DESCRIPTION OF CONTROLS
Critical Control 1: Inventory of authorized and unauthorized hardware.
How do attackers exploit the lack of this control?
Many criminal groups and nation states deploy systems that continuously scan address spaces of target organizations waiting for new, unprotected systems to be attached to the network. The attackers also look for laptops not up to date with patches because they are not frequently connected to the network. One common attack takes advantage of new hardware that is installed on the network one evening and not configured and patched with appropriate security updates (i.e., “hardened”) until the following day. Attackers from anywhere in the world may quickly find and exploit such systems that are Internet-accessible. Furthermore, even for internal network systems, attackers who have already gained internal access may hunt for and compromise additional improperly secured internal computer systems. The attackers use the night-time window to install backdoors on the systems that are still present after the systems are hardened and are used for exfiltration of sensitive data from compromised systems and from other systems connected to it.
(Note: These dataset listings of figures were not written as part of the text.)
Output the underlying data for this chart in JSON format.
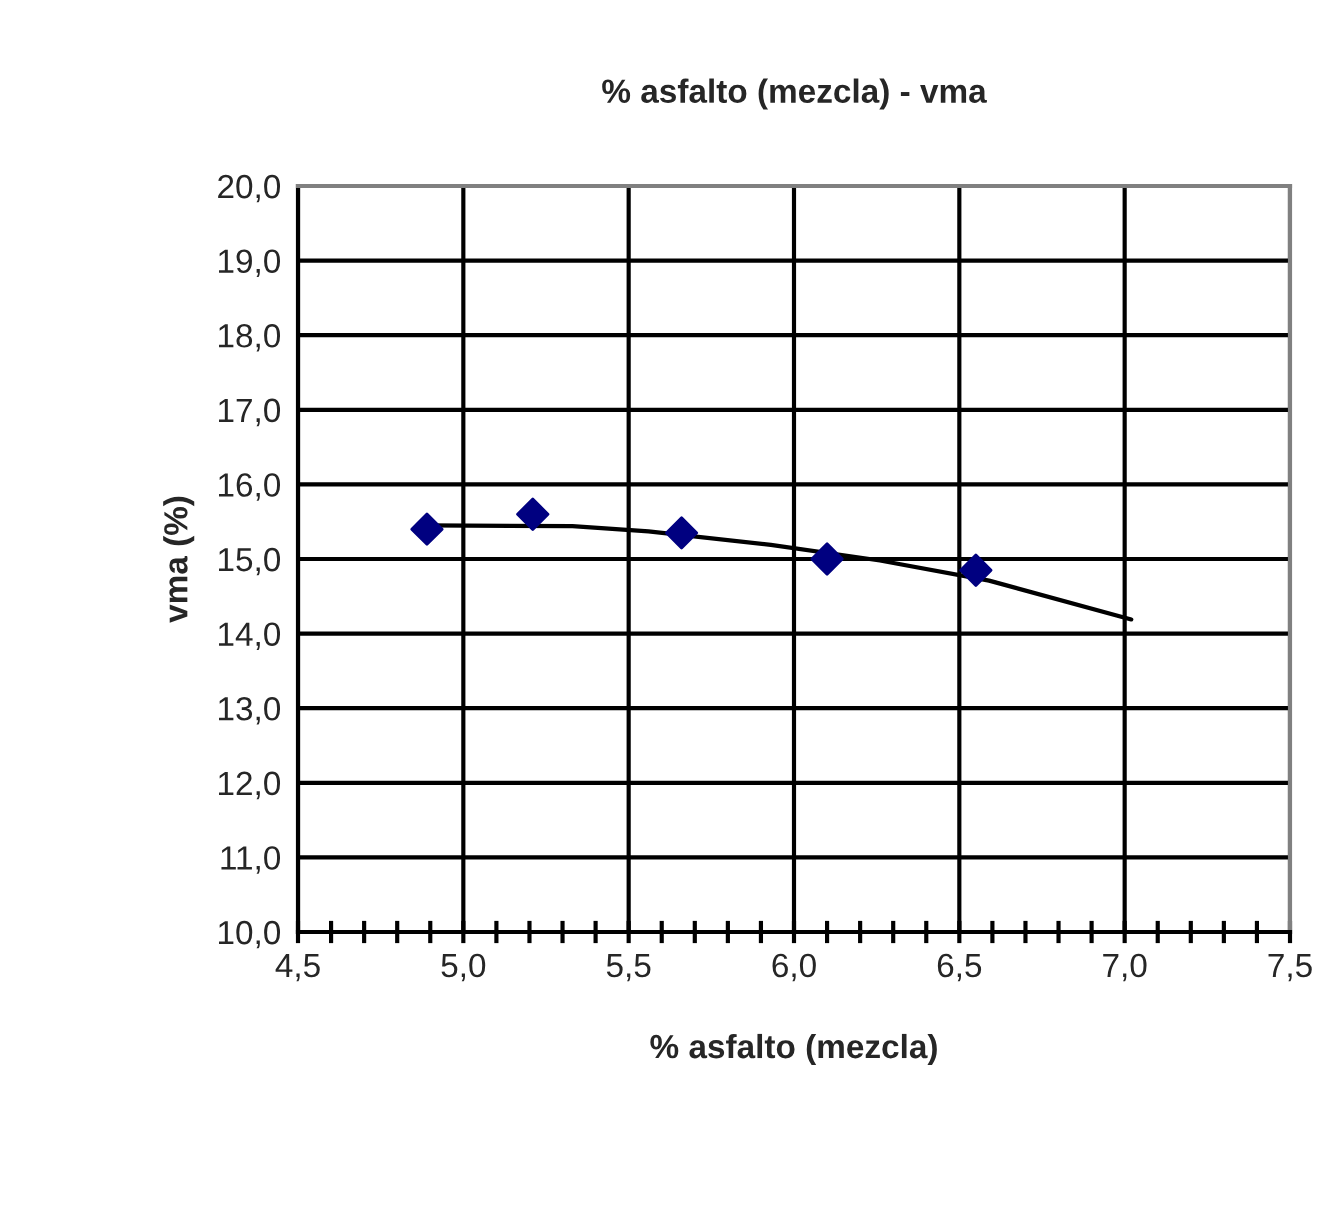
{
  "chart_data": {
    "type": "scatter",
    "title": "% asfalto (mezcla) - vma",
    "xlabel": "% asfalto (mezcla)",
    "ylabel": "vma (%)",
    "series": [
      {
        "color": "#000080",
        "marker": "diamond",
        "x": [
          4.89,
          5.21,
          5.66,
          6.1,
          6.55
        ],
        "values": [
          15.4,
          15.6,
          15.35,
          15.0,
          14.85
        ]
      },
      {
        "type": "line",
        "color": "#000000",
        "marker": "none",
        "x": [
          4.89,
          5.33,
          5.56,
          5.93,
          6.26,
          6.59,
          7.02
        ],
        "values": [
          15.45,
          15.44,
          15.37,
          15.19,
          14.98,
          14.71,
          14.19
        ]
      }
    ],
    "xlim": [
      4.5,
      7.5
    ],
    "ylim": [
      10.0,
      20.0
    ],
    "xticks": [
      {
        "value": 4.5,
        "label": "4,5"
      },
      {
        "value": 5.0,
        "label": "5,0"
      },
      {
        "value": 5.5,
        "label": "5,5"
      },
      {
        "value": 6.0,
        "label": "6,0"
      },
      {
        "value": 6.5,
        "label": "6,5"
      },
      {
        "value": 7.0,
        "label": "7,0"
      },
      {
        "value": 7.5,
        "label": "7,5"
      }
    ],
    "yticks": [
      {
        "value": 10,
        "label": "10,0"
      },
      {
        "value": 11,
        "label": "11,0"
      },
      {
        "value": 12,
        "label": "12,0"
      },
      {
        "value": 13,
        "label": "13,0"
      },
      {
        "value": 14,
        "label": "14,0"
      },
      {
        "value": 15,
        "label": "15,0"
      },
      {
        "value": 16,
        "label": "16,0"
      },
      {
        "value": 17,
        "label": "17,0"
      },
      {
        "value": 18,
        "label": "18,0"
      },
      {
        "value": 19,
        "label": "19,0"
      },
      {
        "value": 20,
        "label": "20,0"
      }
    ],
    "grid": true,
    "legend": false
  }
}
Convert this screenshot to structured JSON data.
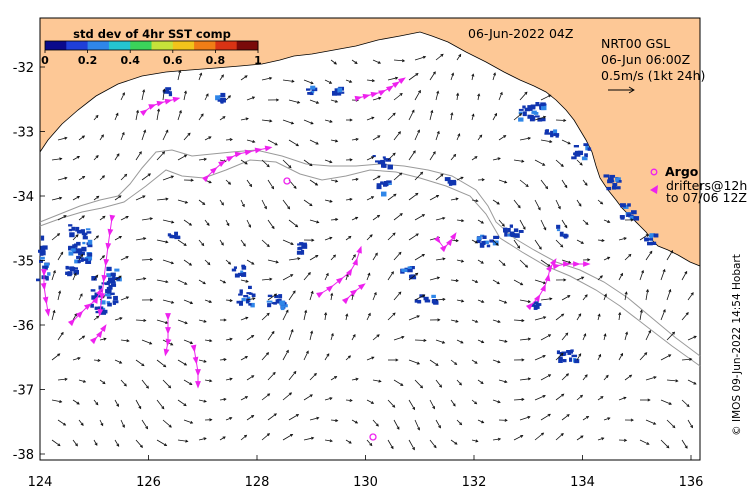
{
  "colorbar": {
    "title": "std dev of 4hr SST comp",
    "ticks": [
      "0",
      "0.2",
      "0.4",
      "0.6",
      "0.8",
      "1"
    ],
    "colors": [
      "#0a0a8c",
      "#1f3fd8",
      "#2f86e8",
      "#25c5d0",
      "#3bd35a",
      "#c6e23a",
      "#f2c41b",
      "#f07d16",
      "#d93314",
      "#7a0a0a"
    ]
  },
  "timestamp": "06-Jun-2022 04Z",
  "current_source": {
    "line1": "NRT00 GSL",
    "line2": "06-Jun 06:00Z",
    "scale": "0.5m/s (1kt 24h)"
  },
  "legend": {
    "argo_label": "Argo",
    "drifters_line1": "drifters@12h",
    "drifters_line2": "to 07/06 12Z"
  },
  "credit": "© IMOS 09-Jun-2022 14:54 Hobart",
  "axes": {
    "x_ticks": [
      "124",
      "126",
      "128",
      "130",
      "132",
      "134",
      "136"
    ],
    "y_ticks": [
      "-32",
      "-33",
      "-34",
      "-35",
      "-36",
      "-37",
      "-38"
    ]
  },
  "colors": {
    "land": "#fdc896",
    "drifter": "#ee22ee",
    "sst_patch": "#1035b0",
    "contour": "#9a9a9a"
  }
}
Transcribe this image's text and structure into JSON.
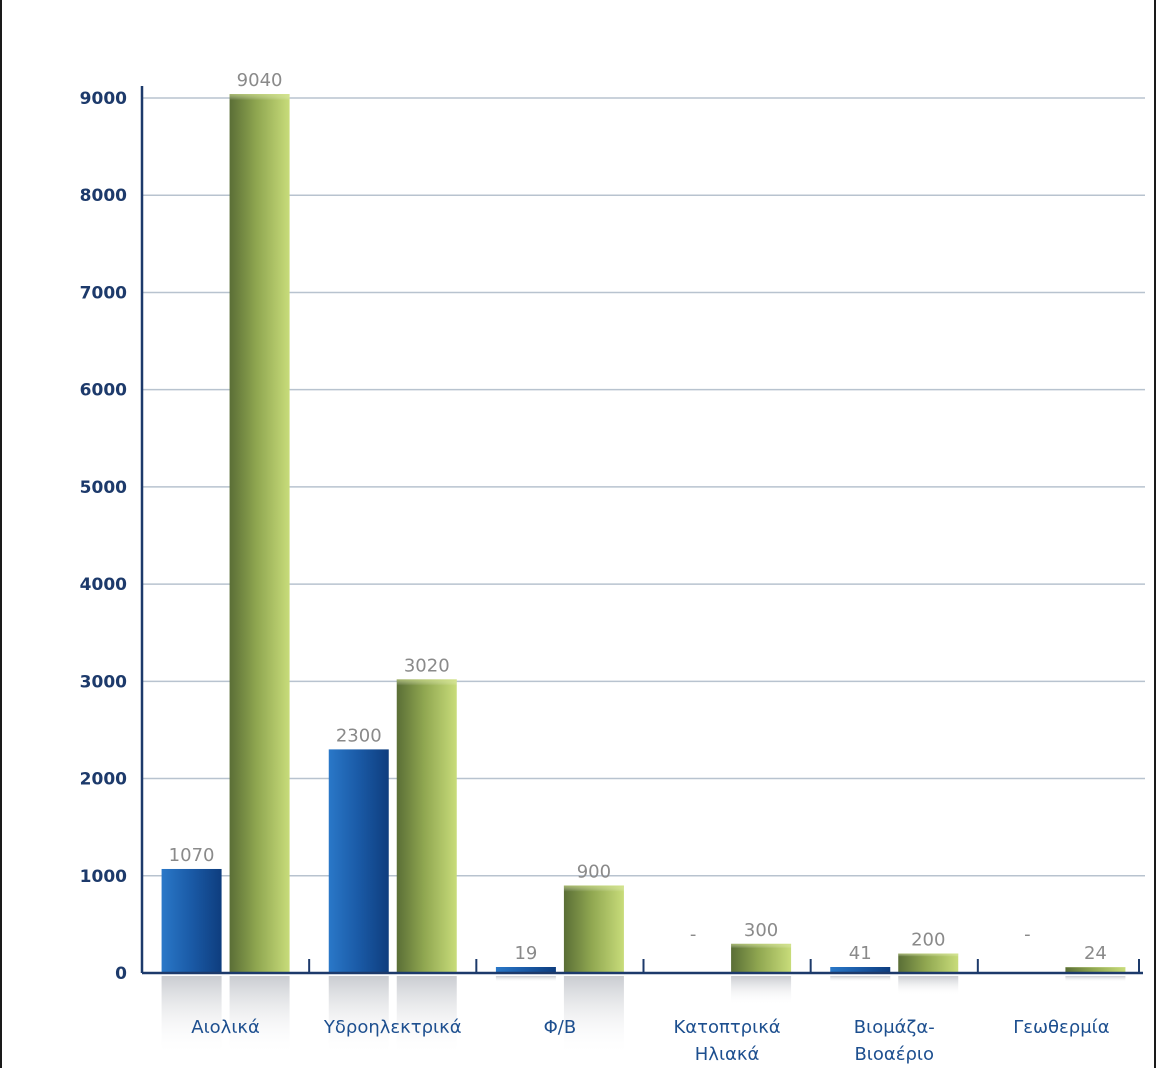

Additionally, attackers frequently look for experimental or test systems that are briefly connected to the network but not included in the standard asset inventory of an organization. Such experimental systems tend not to have as thorough security hardening or defensive measures as other systems on the network. Although these test systems do not typically hold sensitive data, they offer an attacker an avenue into the organization, and a launching point for deeper penetration.
How can this control be implemented, automated, and its effectiveness measured?
An accurate and up-to-date inventory, controlled by active monitoring and configuration management can reduce the chance of attackers finding unauthorized (those not previously approved for installation) and unprotected systems to exploit.